Selain itu tentu ada seniman penyanyi, pemain film, pemain musik, atau non pemain seni tradisi dalam artian yang lebih populer di layar lebar dan TVRI sebagai satu-satunya televisi pada saat itu. Bing Slamet dan Benyamin Sueb, keduanya adalah seniman serba bisa termasuk melawak.Â
Zaman TVRI masa itu Bing Slamet besar bersama Eddy Sud, Ateng, Ishak. Kemudian ada Jojon, Cahyono, dan lainnya sebagai pengisi acara hiburan di teve nasional milik pemerintah tersebut.
Mengingat saat itu adalah era orde baru di mana segala jenis kegiatan dalam "pengawasan" maka acara televisi termasuk lawak pun memilih yang lebih "aman".
Termasuk lawakan audio baik lewat radio ataupun kaset rekaman yang dijual bebas di pasaran. Ada lawak versi rekaman yang diambil dari sandiwara radio, ada juga yang siaran langsung layaknya penyiar.
Radio adalah sumber talent pelawak di Indonesia. Radio banyak memberikan ruang bagi para pelawak untuk melawak dengan cara menjadi penyiar. Radio adalah kawah candradimuka bagi pelawak dari generasi seperti Warkop DKI, Bagito, Sersan Prambors, Patrio, Komeng, Taufik Savalas, Ulfa Dwiyanti, dan lainnya.
Di era 1970-1980an sebuah radio hiburan anak muda yang tidak ada pelawak sebagai bagian dari penyiarnya dianggap radio tua. Persaingan pelawak di radio pun cukup ketat. Uniknya segmentasi radio membuat semua bisa berjalan beriringan.

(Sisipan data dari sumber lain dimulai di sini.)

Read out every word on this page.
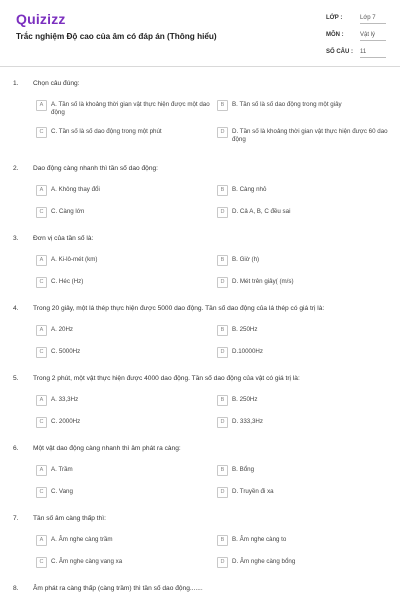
Quizizz
Trắc nghiệm Độ cao của âm có đáp án (Thông hiểu)
LỚP :	Lớp 7
MÔN :	Vật lý
SỐ CÂU : 11
1. Chọn câu đúng:
A	A. Tần số là khoảng thời gian vật thực hiện được một dao động
B	B. Tần số là số dao động trong một giây
C	C. Tần số là số dao động trong một phút	D	D. Tần số là khoảng thời gian vật thực hiện được 60 dao động
2. Dao động càng nhanh thì tần số dao động:
A	A. Không thay đổi	B	B. Càng nhỏ
C	C. Càng lớn	D	D. Cả A, B, C đều sai
3. Đơn vị của tần số là:
A	A. Ki-lô-mét (km)	B	B. Giờ (h)
C	C. Héc (Hz)	D	D. Mét trên giây( (m/s)
4. Trong 20 giây, một lá thép thực hiện được 5000 dao động. Tần số dao động của lá thép có giá trị là:
A	A. 20Hz	B	B. 250Hz
C	C. 5000Hz	D	D.10000Hz
5. Trong 2 phút, một vật thực hiện được 4000 dao động. Tần số dao động của vật có giá trị là:
A	A. 33,3Hz	B	B. 250Hz
C	C. 2000Hz	D	D. 333,3Hz
6. Một vật dao động càng nhanh thì âm phát ra càng:
A	A. Trầm	B	B. Bổng
C	C. Vang	D	D. Truyền đi xa
7. Tần số âm càng thấp thì:
A	A. Âm nghe càng trầm	B	B. Âm nghe càng to
C	C. Âm nghe càng vang xa	D	D. Âm nghe càng bổng
8. Âm phát ra càng thấp (càng trầm) thì tần số dao động.......
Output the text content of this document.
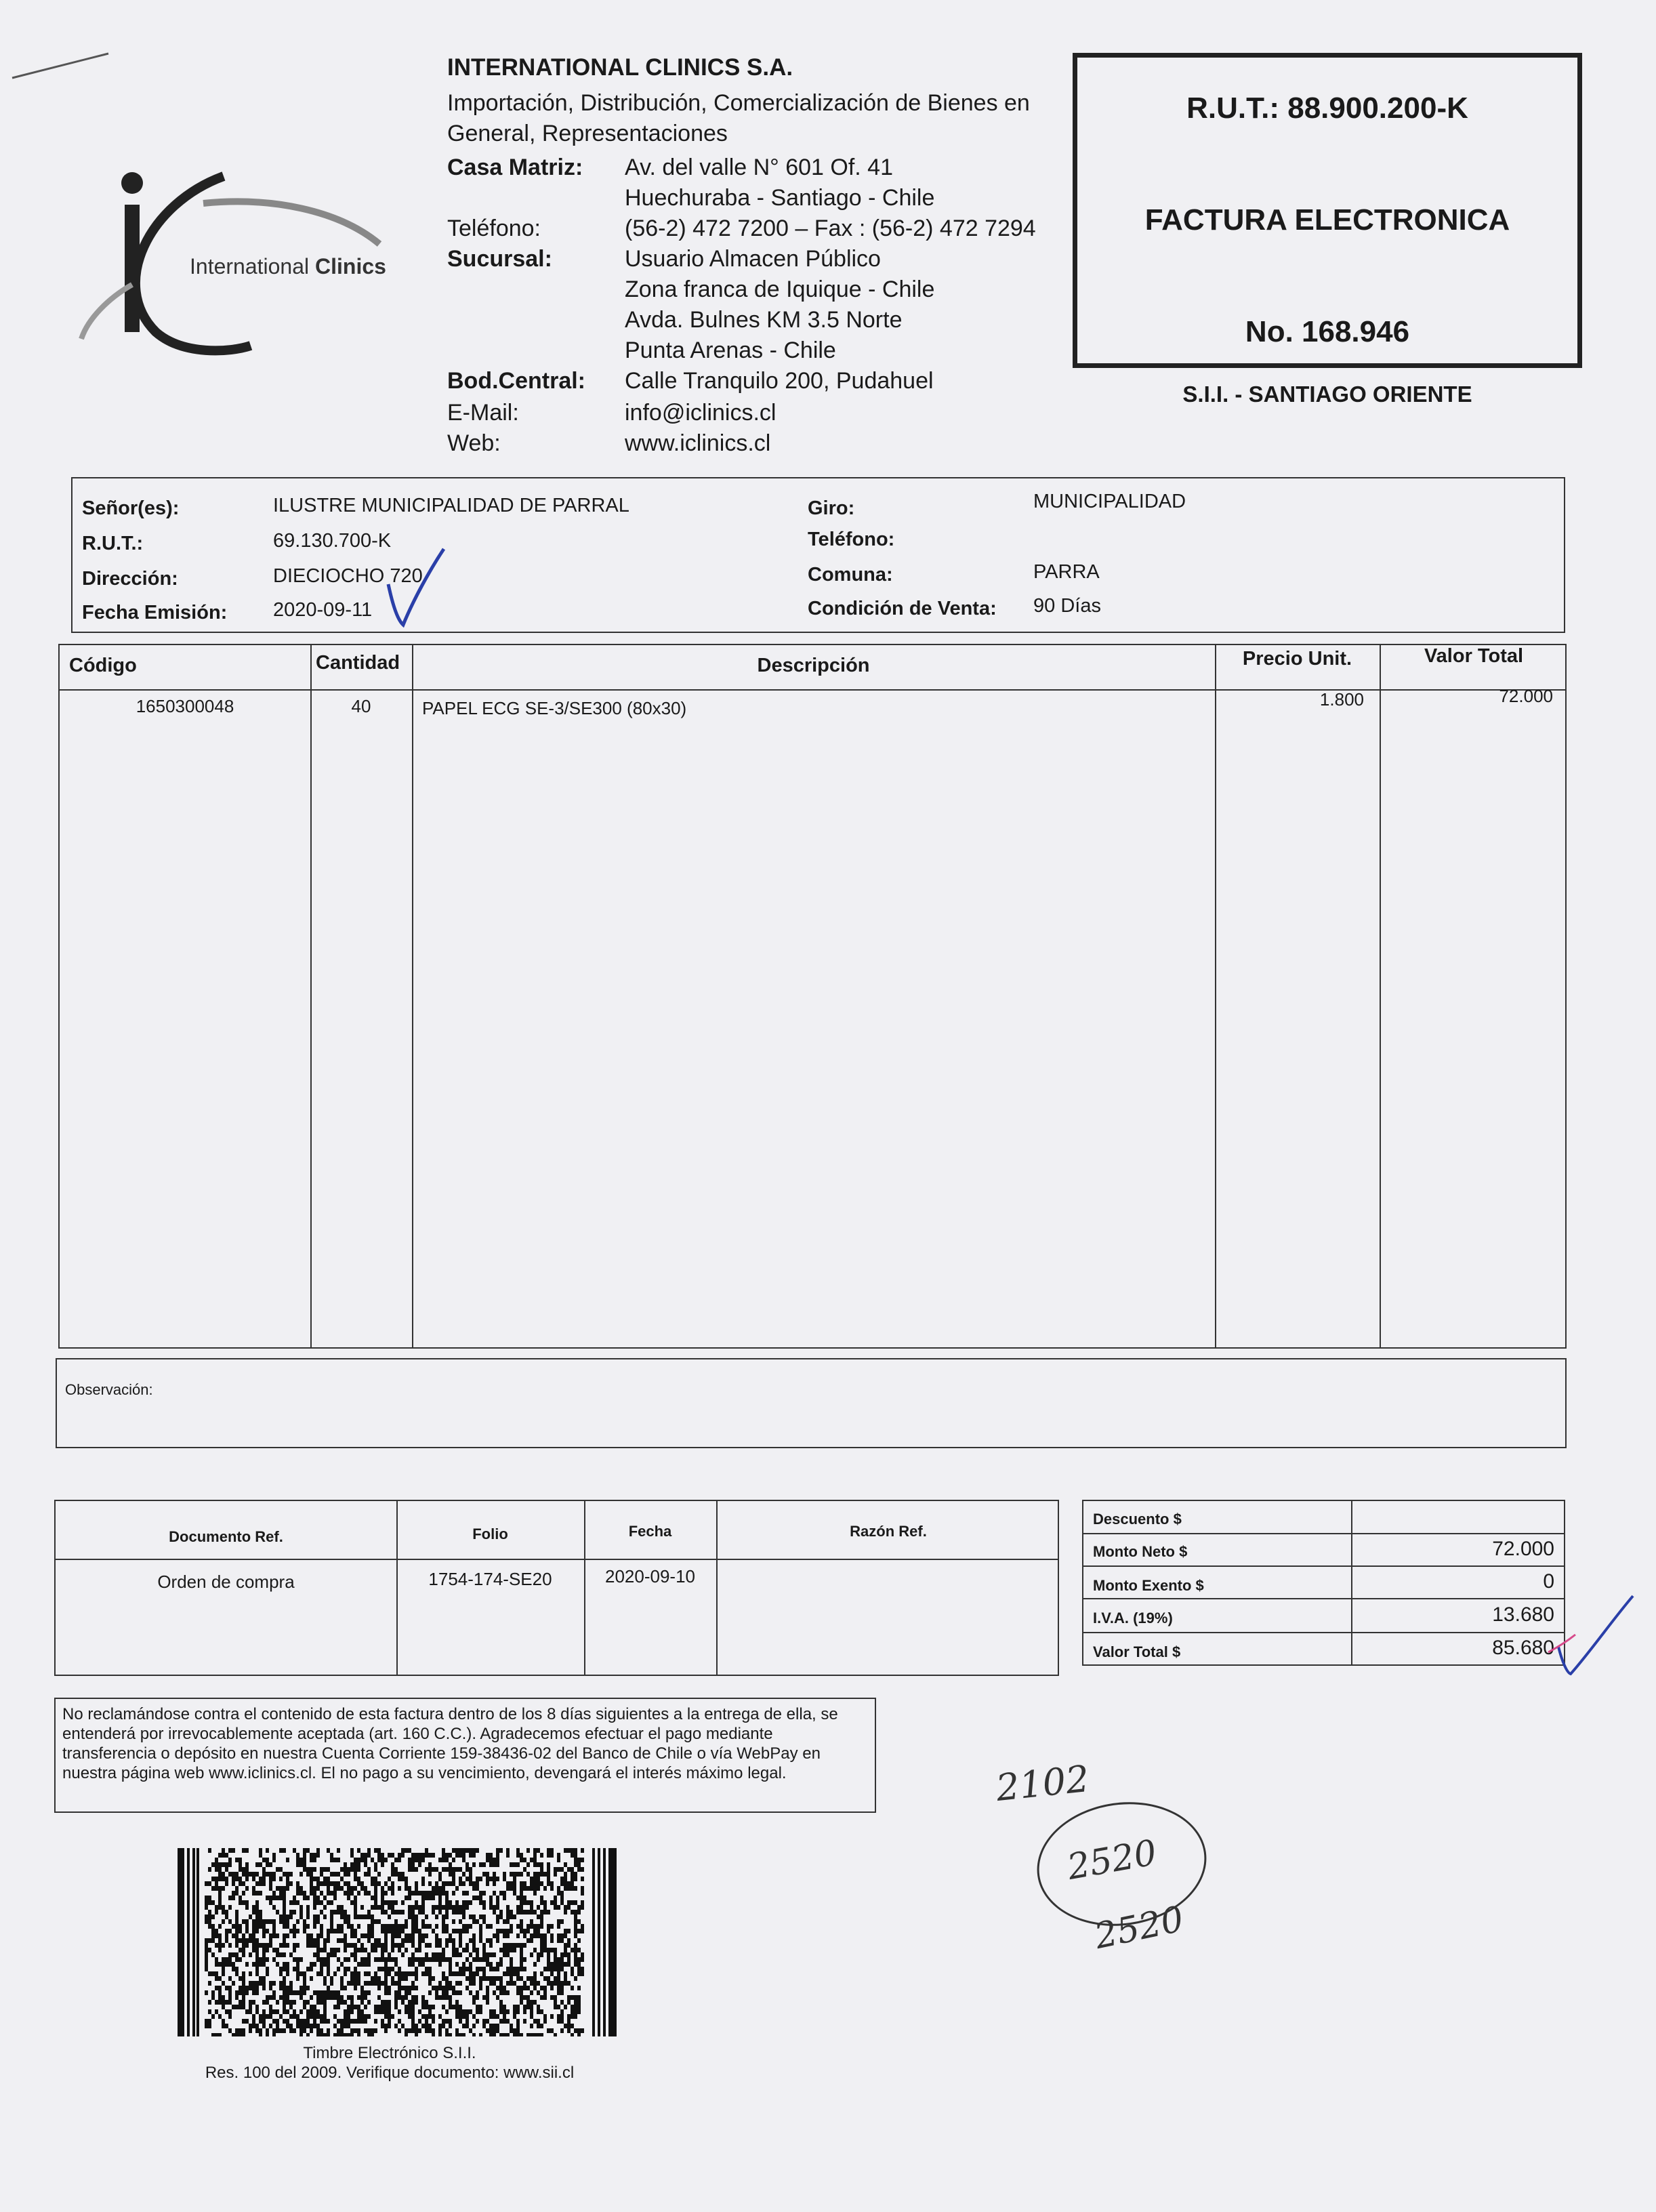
International Clinics
INTERNATIONAL CLINICS S.A.
Importación, Distribución, Comercialización de Bienes en General, Representaciones
Casa Matriz: Av. del valle N° 601 Of. 41
Huechuraba - Santiago - Chile
Teléfono:	(56-2) 472 7200 – Fax : (56-2) 472 7294
Sucursal:	Usuario Almacen Público
Zona franca de Iquique - Chile
Avda. Bulnes KM 3.5 Norte
Punta Arenas - Chile
Bod.Central: Calle Tranquilo 200, Pudahuel
E-Mail:	info@iclinics.cl
Web:	www.iclinics.cl
R.U.T.: 88.900.200-K
FACTURA ELECTRONICA
No. 168.946
S.I.I. - SANTIAGO ORIENTE
Señor(es):	ILUSTRE MUNICIPALIDAD DE PARRAL
R.U.T.:	69.130.700-K
Dirección:	DIECIOCHO 720
Fecha Emisión: 2020-09-11
Giro:	MUNICIPALIDAD
Teléfono:
Comuna:	PARRA
Condición de Venta: 90 Días
Código	Cantidad	Descripción	Precio Unit.	Valor Total
1650300048	40	PAPEL ECG SE-3/SE300 (80x30)	1.800	72.000
Observación:
Documento Ref.	Folio	Fecha	Razón Ref.
Orden de compra	1754-174-SE20	2020-09-10
Descuento $
Monto Neto $	72.000
Monto Exento $	0
I.V.A. (19%)	13.680
Valor Total $	85.680
No reclamándose contra el contenido de esta factura dentro de los 8 días siguientes a la entrega de ella, se entenderá por irrevocablemente aceptada (art. 160 C.C.). Agradecemos efectuar el pago mediante transferencia o depósito en nuestra Cuenta Corriente 159-38436-02 del Banco de Chile o vía WebPay en nuestra página web www.iclinics.cl. El no pago a su vencimiento, devengará el interés máximo legal.
Timbre Electrónico S.I.I.
Res. 100 del 2009. Verifique documento: www.sii.cl
2102
2520
2520
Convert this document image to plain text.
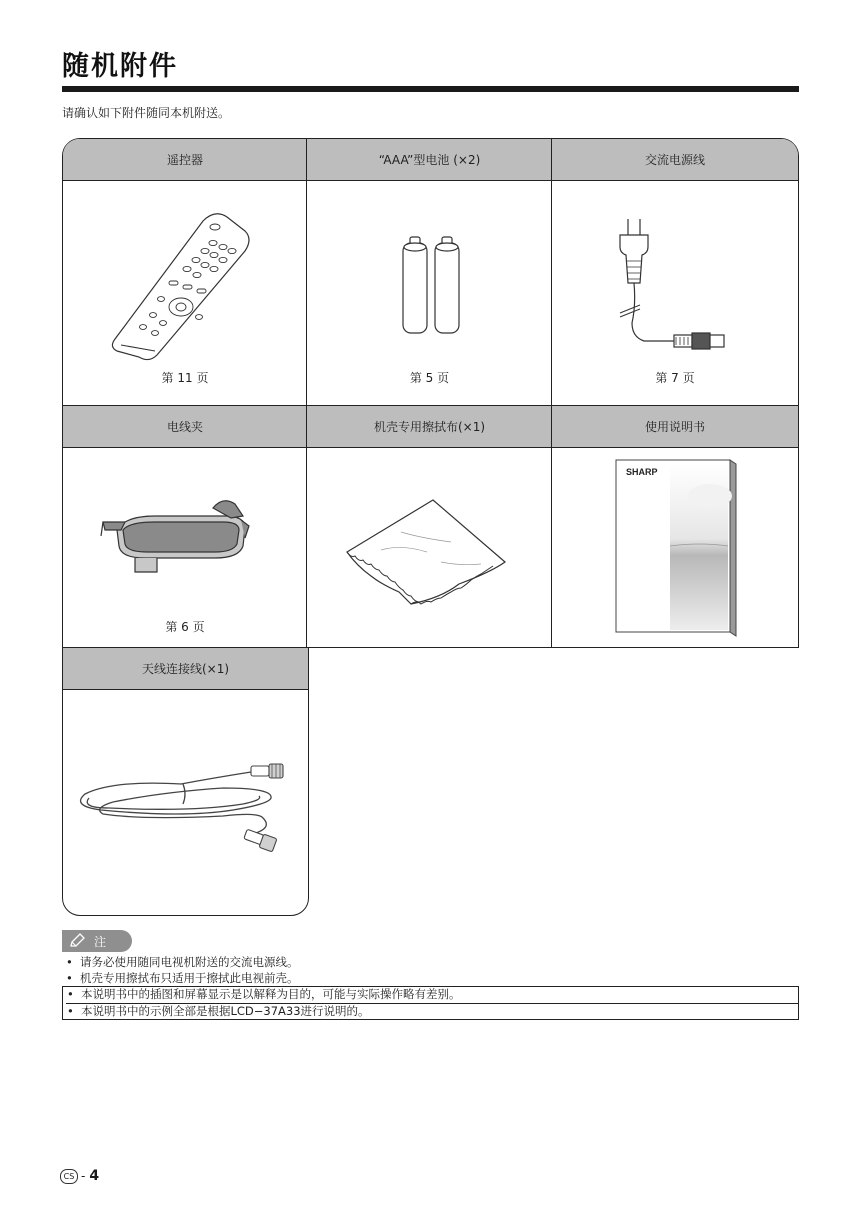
随机附件
请确认如下附件随同本机附送。
遥控器
第 11 页
“AAA”型电池 (×2)
第 5 页
交流电源线
第 7 页
电线夹
第 6 页
机壳专用擦拭布(×1)	使用说明书
SHARP
天线连接线(×1)
注
• 请务必使用随同电视机附送的交流电源线。
• 机壳专用擦拭布只适用于擦拭此电视前壳。
• 本说明书中的插图和屏幕显示是以解释为目的，可能与实际操作略有差别。
• 本说明书中的示例全部是根据LCD−37A33进行说明的。
CS - 4
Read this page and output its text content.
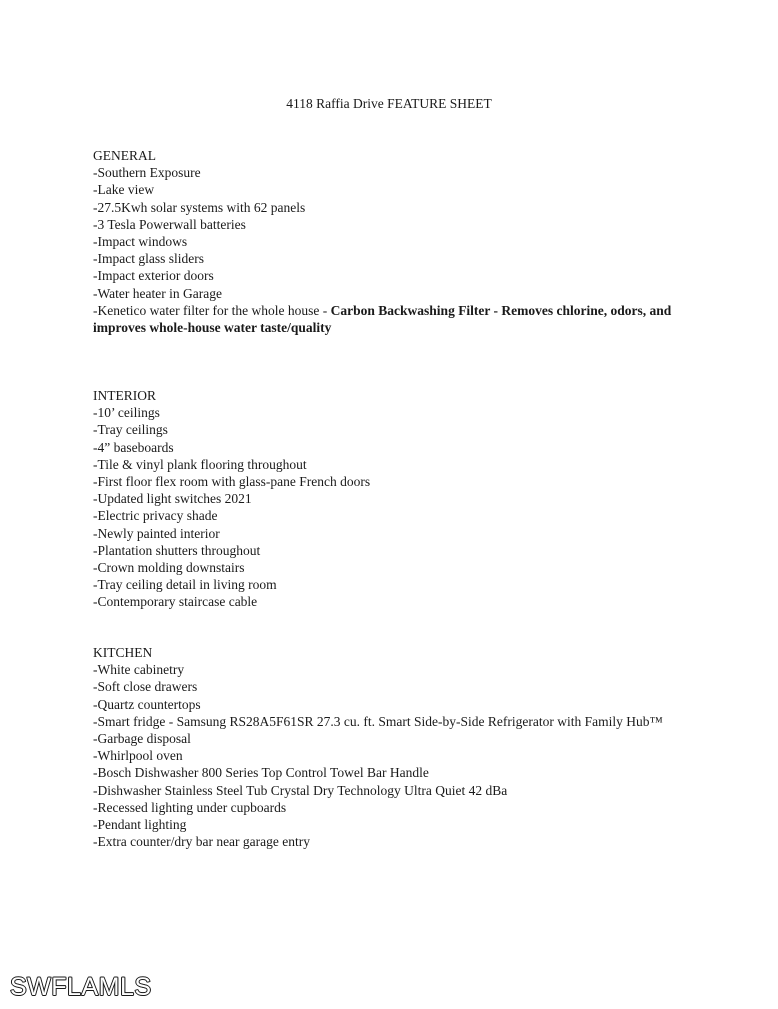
4118 Raffia Drive FEATURE SHEET
GENERAL
-Southern Exposure
-Lake view
-27.5Kwh solar systems with 62 panels
-3 Tesla Powerwall batteries
-Impact windows
-Impact glass sliders
-Impact exterior doors
-Water heater in Garage
-Kenetico water filter for the whole house - Carbon Backwashing Filter - Removes chlorine, odors, and improves whole-house water taste/quality
INTERIOR
-10’ ceilings
-Tray ceilings
-4” baseboards
-Tile & vinyl plank flooring throughout
-First floor flex room with glass-pane French doors
-Updated light switches 2021
-Electric privacy shade
-Newly painted interior
-Plantation shutters throughout
-Crown molding downstairs
-Tray ceiling detail in living room
-Contemporary staircase cable
KITCHEN
-White cabinetry
-Soft close drawers
-Quartz countertops
-Smart fridge - Samsung RS28A5F61SR 27.3 cu. ft. Smart Side-by-Side Refrigerator with Family Hub™
-Garbage disposal
-Whirlpool oven
-Bosch Dishwasher 800 Series Top Control Towel Bar Handle
-Dishwasher Stainless Steel Tub Crystal Dry Technology Ultra Quiet 42 dBa
-Recessed lighting under cupboards
-Pendant lighting
-Extra counter/dry bar near garage entry
SWFLAMLS
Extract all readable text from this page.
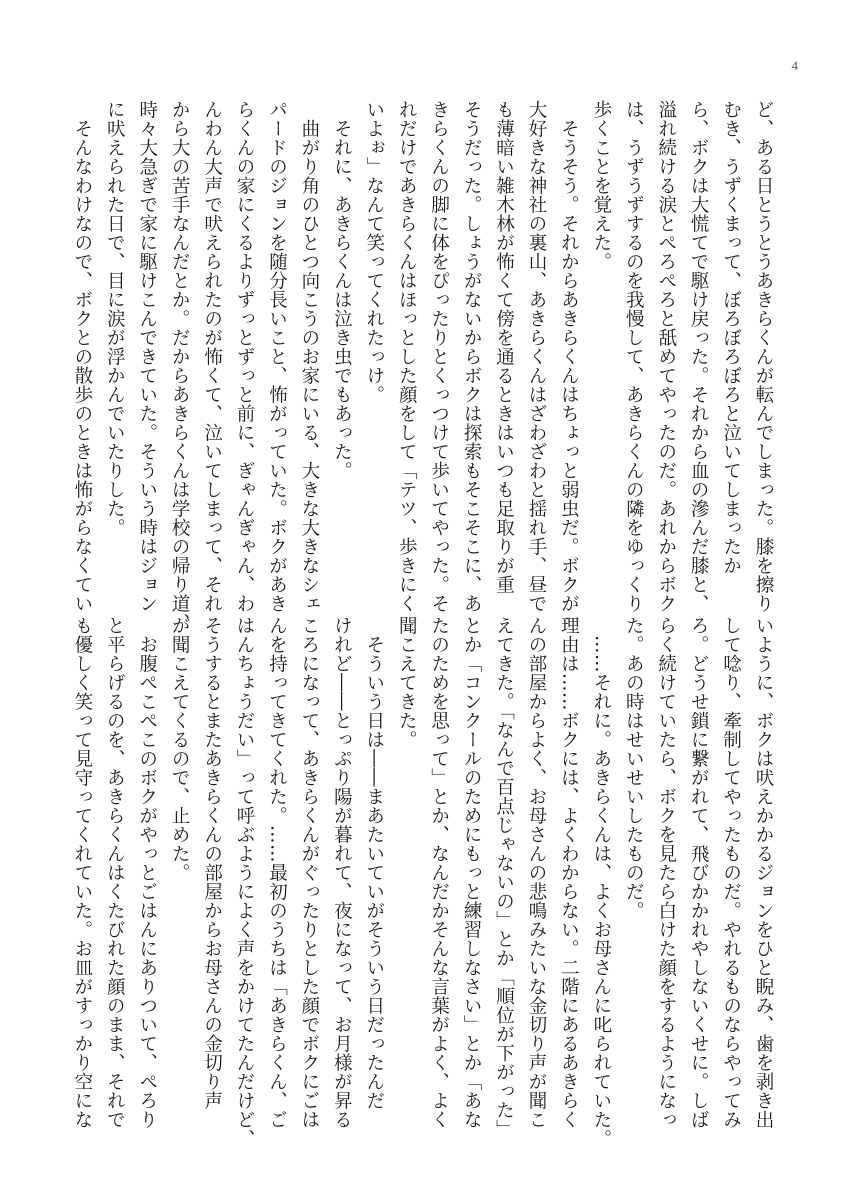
4
ど、ある日とうとうあきらくんが転んでしまった。膝を擦り
むき、うずくまって、ぼろぼろぼろと泣いてしまったか
ら、ボクは大慌てで駆け戻った。それから血の滲んだ膝と、
溢れ続ける涙とぺろぺろと舐めてやったのだ。あれからボク
は、うずうずするのを我慢して、あきらくんの隣をゆっくり
歩くことを覚えた。
　そうそう。それからあきらくんはちょっと弱虫だ。ボクが
大好きな神社の裏山、あきらくんはざわざわと揺れ手、昼で
も薄暗い雑木林が怖くて傍を通るときはいつも足取りが重
そうだった。しょうがないからボクは探索もそこそこに、あ
きらくんの脚に体をぴったりとくっつけて歩いてやった。そ
れだけであきらくんはほっとした顔をして「テツ、歩きにく
いよぉ」なんて笑ってくれたっけ。
　それに、あきらくんは泣き虫でもあった。
　曲がり角のひとつ向こうのお家にいる、大きな大きなシェ
パードのジョンを随分長いこと、怖がっていた。ボクがあき
らくんの家にくるよりずっとずっと前に、ぎゃんぎゃん、わ
んわん大声で吠えられたのが怖くて、泣いてしまって、それ
から大の苦手なんだとか。だからあきらくんは学校の帰り道、
時々大急ぎで家に駆けこんできていた。そういう時はジョン
に吠えられた日で、目に涙が浮かんでいたりした。
　そんなわけなので、ボクとの散歩のときは怖がらなくてい
いように、ボクは吠えかかるジョンをひと睨み、歯を剥き出
して唸り、牽制してやったものだ。やれるものならやってみ
ろ。どうせ鎖に繋がれて、飛びかかれやしないくせに。しば
らく続けていたら、ボクを見たら白けた顔をするようになっ
た。あの時はせいせいしたものだ。
　……それに。あきらくんは、よくお母さんに叱られていた。
理由は……ボクには、よくわからない。二階にあるあきらく
んの部屋からよく、お母さんの悲鳴みたいな金切り声が聞こ
えてきた。「なんで百点じゃないの」とか「順位が下がった」
とか「コンクールのためにもっと練習しなさい」とか「あな
たのためを思って」とか、なんだかそんな言葉がよく、よく
聞こえてきた。
　そういう日は――まあたいていがそういう日だったんだ
けれど――とっぷり陽が暮れて、夜になって、お月様が昇る
ころになって、あきらくんがぐったりとした顔でボクにごは
んを持ってきてくれた。……最初のうちは「あきらくん、ご
はんちょうだい」って呼ぶようによく声をかけてたんだけど、
そうするとまたあきらくんの部屋からお母さんの金切り声
が聞こえてくるので、止めた。
　お腹ぺこぺこのボクがやっとごはんにありついて、ぺろり
と平らげるのを、あきらくんはくたびれた顔のまま、それで
も優しく笑って見守ってくれていた。お皿がすっかり空にな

Era televisi swasta mulai bermunculan pelawak baru skala nasional baik "limpahan" dari radio seperti Bagito yang sukses besar dengan Bagito Show-nya di RCTI. Lalu ada Patrio hingga generasi Cagur dan Sule yang memenangkan kompetisi lawak di TPI.
Belakangan saat lawakan model stand up komedi berjaya, komika banyak bermunculan di berbagai daerah dengan komunitas-komunitasnya. Raditya Dika bisa dibilang sebagai pelopor stand up komedi versi kekinian.
Walaupun sebelumnya ada Taufik Savalas, pelawak tunggal yang berdiri di depan stand mic sebagai ciri khasnya melawak di tengah pelawak tanah air yang kebanyakan adalah sebuah grup.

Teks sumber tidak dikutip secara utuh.